Financial Planning and Analysis

Is a 401(k) and a 403(b) the Same?

Explore the fundamental differences and shared characteristics of 401(k) and 403(b) retirement accounts. Plan your future wisely.

Two common employer-sponsored retirement plans in the United States are the 401(k) and the 403(b). Both facilitate retirement savings, but their structures and the organizations that offer them exhibit distinct characteristics.

Understanding 401(k) Plans

A 401(k) plan is a defined contribution retirement plan primarily offered by for-profit companies in the private sector. This type of plan allows employees to contribute a portion of their pre-tax or after-tax (Roth) salary directly into an investment account. Employers often encourage participation by offering matching contributions, where they contribute a certain amount based on the employee’s deferrals, or through profit-sharing contributions.

The funds within a 401(k) plan are typically invested in a variety of options, commonly including mutual funds, exchange-traded funds (ETFs), target-date funds, and sometimes individual stocks and bonds. Contributions are automatically deducted from an employee’s paycheck, simplifying the saving process and promoting consistent contributions.

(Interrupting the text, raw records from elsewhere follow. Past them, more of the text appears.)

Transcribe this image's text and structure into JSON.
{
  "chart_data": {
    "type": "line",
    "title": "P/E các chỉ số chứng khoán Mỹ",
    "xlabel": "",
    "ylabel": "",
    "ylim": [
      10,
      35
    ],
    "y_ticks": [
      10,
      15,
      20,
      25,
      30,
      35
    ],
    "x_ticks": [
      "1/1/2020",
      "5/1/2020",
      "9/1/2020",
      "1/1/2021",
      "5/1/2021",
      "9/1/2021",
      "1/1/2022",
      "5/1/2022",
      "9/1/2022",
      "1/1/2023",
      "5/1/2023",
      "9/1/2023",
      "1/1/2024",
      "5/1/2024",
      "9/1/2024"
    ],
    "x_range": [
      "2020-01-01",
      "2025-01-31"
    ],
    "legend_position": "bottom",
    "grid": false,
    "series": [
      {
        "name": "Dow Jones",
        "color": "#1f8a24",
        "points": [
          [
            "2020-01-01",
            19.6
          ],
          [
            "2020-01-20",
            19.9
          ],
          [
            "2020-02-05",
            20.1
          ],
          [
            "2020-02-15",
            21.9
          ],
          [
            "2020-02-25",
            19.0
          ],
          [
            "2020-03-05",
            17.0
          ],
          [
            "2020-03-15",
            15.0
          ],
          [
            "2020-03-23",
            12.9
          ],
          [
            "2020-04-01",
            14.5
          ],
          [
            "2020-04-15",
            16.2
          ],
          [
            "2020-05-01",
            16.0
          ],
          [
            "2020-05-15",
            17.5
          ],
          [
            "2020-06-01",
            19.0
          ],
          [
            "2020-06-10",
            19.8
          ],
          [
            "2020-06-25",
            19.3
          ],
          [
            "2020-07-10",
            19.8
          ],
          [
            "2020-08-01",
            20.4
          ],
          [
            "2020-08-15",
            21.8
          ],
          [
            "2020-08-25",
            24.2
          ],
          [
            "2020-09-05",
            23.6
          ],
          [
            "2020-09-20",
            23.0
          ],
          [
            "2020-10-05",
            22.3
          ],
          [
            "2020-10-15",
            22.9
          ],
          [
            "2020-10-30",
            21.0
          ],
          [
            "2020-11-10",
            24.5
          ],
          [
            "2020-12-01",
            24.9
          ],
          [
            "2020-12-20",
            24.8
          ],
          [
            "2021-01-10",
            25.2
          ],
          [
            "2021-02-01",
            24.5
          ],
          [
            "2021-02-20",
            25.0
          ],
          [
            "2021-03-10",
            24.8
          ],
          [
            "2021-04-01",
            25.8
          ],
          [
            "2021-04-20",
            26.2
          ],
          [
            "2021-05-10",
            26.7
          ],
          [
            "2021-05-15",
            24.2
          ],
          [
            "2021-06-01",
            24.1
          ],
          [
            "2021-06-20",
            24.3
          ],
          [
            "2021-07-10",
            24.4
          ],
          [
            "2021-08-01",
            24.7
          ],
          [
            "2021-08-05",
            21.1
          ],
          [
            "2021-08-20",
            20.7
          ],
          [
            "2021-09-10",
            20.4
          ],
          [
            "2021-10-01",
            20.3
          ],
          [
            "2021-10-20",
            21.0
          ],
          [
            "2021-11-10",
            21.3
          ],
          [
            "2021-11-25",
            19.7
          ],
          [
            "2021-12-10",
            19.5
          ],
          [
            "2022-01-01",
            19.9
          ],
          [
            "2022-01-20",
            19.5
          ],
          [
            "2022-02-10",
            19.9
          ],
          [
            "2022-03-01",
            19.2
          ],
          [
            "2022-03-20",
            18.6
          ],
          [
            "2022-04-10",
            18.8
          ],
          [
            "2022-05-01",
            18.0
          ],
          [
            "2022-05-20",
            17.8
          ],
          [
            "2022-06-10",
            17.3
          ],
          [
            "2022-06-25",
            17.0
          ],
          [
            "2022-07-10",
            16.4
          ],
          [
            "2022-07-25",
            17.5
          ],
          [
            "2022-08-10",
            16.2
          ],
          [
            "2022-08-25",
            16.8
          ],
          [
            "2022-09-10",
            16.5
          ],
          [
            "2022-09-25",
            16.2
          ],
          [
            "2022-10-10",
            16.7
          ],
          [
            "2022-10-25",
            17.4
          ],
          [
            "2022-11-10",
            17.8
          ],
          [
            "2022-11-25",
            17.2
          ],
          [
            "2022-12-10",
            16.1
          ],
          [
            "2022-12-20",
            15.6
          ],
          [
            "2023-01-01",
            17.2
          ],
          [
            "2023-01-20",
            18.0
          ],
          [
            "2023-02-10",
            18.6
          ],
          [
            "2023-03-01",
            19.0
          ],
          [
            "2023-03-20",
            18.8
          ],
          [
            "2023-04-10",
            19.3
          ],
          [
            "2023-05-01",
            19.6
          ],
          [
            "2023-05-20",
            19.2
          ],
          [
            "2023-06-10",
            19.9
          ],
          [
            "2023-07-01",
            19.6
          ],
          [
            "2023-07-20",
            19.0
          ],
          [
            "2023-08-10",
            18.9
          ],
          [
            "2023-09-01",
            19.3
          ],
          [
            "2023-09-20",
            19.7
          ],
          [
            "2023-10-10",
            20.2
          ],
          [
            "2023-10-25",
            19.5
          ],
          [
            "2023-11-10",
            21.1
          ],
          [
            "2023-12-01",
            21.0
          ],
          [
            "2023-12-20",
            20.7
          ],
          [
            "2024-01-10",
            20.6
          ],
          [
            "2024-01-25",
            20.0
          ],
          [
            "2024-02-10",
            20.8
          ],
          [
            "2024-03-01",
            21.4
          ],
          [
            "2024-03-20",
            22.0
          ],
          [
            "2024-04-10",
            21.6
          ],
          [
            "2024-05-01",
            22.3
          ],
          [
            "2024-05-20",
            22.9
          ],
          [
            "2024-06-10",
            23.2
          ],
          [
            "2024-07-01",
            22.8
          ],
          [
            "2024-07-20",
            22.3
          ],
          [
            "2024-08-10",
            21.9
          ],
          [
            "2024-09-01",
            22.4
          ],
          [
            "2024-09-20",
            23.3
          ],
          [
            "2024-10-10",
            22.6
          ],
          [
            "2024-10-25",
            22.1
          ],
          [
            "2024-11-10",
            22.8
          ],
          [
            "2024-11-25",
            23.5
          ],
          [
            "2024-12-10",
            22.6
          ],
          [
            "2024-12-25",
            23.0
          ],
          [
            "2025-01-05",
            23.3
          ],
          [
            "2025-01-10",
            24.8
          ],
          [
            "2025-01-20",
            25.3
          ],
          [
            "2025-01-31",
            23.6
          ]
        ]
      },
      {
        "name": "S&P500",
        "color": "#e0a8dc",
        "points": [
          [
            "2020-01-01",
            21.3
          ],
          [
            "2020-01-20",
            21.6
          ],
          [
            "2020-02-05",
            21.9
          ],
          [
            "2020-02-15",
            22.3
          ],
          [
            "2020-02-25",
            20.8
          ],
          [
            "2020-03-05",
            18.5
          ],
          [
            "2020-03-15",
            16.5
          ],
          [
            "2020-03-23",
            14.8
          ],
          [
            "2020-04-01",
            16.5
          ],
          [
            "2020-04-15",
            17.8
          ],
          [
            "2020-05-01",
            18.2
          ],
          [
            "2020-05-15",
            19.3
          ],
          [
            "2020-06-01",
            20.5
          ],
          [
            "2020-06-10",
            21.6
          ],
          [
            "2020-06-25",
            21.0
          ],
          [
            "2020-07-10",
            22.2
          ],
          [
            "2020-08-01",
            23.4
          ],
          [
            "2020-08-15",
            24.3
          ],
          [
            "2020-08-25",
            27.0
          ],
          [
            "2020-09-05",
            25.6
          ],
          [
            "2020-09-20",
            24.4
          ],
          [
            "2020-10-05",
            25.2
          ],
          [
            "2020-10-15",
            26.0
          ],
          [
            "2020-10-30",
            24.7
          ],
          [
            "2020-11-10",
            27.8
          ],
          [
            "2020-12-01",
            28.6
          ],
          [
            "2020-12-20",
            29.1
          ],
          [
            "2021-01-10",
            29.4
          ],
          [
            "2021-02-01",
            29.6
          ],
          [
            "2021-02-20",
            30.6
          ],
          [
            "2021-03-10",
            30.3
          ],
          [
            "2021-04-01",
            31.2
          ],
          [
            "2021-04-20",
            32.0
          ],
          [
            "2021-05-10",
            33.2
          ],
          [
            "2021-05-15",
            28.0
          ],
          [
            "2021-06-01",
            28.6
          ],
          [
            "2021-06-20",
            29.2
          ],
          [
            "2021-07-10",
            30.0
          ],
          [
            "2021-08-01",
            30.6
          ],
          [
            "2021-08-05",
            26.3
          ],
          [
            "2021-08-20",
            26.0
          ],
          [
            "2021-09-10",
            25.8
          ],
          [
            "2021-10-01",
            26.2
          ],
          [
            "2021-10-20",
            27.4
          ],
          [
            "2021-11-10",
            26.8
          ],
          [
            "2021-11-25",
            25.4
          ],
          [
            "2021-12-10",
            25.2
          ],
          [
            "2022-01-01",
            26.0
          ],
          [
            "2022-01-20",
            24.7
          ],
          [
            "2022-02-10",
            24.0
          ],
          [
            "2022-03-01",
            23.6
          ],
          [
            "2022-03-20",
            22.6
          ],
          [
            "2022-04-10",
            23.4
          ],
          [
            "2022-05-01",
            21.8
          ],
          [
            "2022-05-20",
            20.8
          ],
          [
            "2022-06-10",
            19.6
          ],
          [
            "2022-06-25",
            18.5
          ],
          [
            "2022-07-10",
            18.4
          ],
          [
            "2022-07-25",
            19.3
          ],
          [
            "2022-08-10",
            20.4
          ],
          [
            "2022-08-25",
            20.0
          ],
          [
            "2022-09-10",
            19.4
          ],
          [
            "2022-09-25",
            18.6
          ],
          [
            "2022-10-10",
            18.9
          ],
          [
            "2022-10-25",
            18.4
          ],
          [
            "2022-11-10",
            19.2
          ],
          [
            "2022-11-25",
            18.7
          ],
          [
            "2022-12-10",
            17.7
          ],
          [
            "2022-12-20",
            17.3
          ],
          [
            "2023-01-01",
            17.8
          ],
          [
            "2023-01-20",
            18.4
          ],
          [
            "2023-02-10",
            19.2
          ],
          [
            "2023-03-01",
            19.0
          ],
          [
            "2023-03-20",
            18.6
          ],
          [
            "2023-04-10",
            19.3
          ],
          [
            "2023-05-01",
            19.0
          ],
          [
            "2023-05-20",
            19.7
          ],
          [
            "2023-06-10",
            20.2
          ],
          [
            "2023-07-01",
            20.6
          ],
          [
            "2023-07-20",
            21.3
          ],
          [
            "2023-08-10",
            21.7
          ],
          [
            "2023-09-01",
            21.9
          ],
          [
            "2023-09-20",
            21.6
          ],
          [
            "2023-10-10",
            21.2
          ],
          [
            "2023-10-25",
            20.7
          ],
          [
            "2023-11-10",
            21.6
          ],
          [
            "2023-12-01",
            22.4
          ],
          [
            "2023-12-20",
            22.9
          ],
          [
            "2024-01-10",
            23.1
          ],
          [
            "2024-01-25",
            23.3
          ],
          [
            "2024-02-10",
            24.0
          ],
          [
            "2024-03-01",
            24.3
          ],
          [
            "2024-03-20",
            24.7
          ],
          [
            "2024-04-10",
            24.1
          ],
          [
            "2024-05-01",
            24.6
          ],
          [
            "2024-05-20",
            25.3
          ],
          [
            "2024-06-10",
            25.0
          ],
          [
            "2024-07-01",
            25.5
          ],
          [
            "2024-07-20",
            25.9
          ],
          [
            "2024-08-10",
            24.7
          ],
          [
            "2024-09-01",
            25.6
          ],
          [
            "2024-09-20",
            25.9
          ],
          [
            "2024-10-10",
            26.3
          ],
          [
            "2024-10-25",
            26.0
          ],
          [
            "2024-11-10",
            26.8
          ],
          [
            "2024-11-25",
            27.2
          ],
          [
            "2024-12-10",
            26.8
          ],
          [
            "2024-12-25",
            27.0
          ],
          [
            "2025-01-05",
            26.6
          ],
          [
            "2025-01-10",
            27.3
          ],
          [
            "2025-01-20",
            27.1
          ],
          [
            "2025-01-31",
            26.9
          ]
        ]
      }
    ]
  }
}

The growth within the account is tax-deferred, meaning taxes are not paid until funds are withdrawn in retirement.

Understanding 403(b) Plans

A 403(b) plan is a defined contribution retirement plan specifically designed for employees of non-profit organizations, public schools, colleges, universities, and certain religious institutions. Like 401(k)s, 403(b) plans allow employees to contribute a portion of their salary on either a pre-tax or Roth (after-tax) basis. Employers may also contribute to these plans, though employer matching is not universally offered by all non-profit entities.

Investment options within 403(b) plans were limited to annuity contracts. However, mutual funds have also been permitted through custodial accounts. Contributions are made through payroll deductions, and the investments grow tax-deferred until withdrawal, similar to a traditional 401(k).

Shared Characteristics of 401(k)s and 403(b)s

Both 401(k) and 403(b) plans share several characteristics that make them attractive retirement savings vehicles. For 2025, the annual employee elective deferral limit for both types of plans is $23,500. Individuals aged 50 and over are permitted to make additional “catch-up” contributions, increasing their limit by $7,500, for a total of $31,000 in 2025. A new higher catch-up contribution of $11,250 applies for employees aged 60, 61, 62, and 63, bringing their total deferral limit to $34,750 in 2025.

Both plan types offer options for traditional pre-tax contributions, where money is deducted before income tax is applied, and Roth contributions, where after-tax dollars are contributed. Traditional contributions reduce current taxable income and grow tax-deferred, with withdrawals taxed in retirement. Roth contributions do not offer an upfront tax deduction, but qualified withdrawals in retirement are tax-free. Both plans generally permit loans and hardship withdrawals under specific Internal Revenue Service (IRS) rules, though early withdrawals before age 59½ are typically subject to a 10% tax penalty unless an exception applies. Funds from both 401(k)s and 403(b)s can often be rolled over into other qualified retirement accounts, such as an Individual Retirement Account (IRA) or a new employer’s plan, when an individual changes jobs or retires.

Distinguishing Features of 401(k)s and 403(b)s

Despite their similarities, 401(k) and 403(b) plans differ in the types of employers that offer them. 401(k) plans are almost exclusively offered by for-profit private sector companies, ranging from small businesses to large corporations. In contrast, 403(b) plans are specifically designed for public education institutions, such as K-12 schools and universities, and tax-exempt non-profit organizations, including hospitals, charities, and religious groups.

Investment options can also vary between the two plan types. While both may offer mutual funds, 403(b) plans have a historical and often continued emphasis on annuity contracts as investment vehicles. Annuities are insurance products that can offer guaranteed income streams or principal protection features, which may appeal to some savers. 401(k) plans typically offer a broader and more diverse range of investment choices, including various mutual funds, exchange-traded funds, and sometimes individual securities, providing greater flexibility for participants.

A unique feature specific to 403(b) plans is the “15-year rule” for certain long-term employees. This rule allows employees who have at least 15 years of service with the same eligible employer to make an additional catch-up contribution of up to $3,000 per year, up to a lifetime maximum of $15,000. This special provision is separate from the age 50 and over catch-up contributions and is not available in 401(k) plans. Additionally, regulatory oversight can differ; most 401(k) plans are subject to the Employee Retirement Income Security Act (ERISA), which provides strict protections and reporting requirements, whereas some 403(b) plans, particularly those for churches and governmental entities, may be exempt from certain ERISA provisions.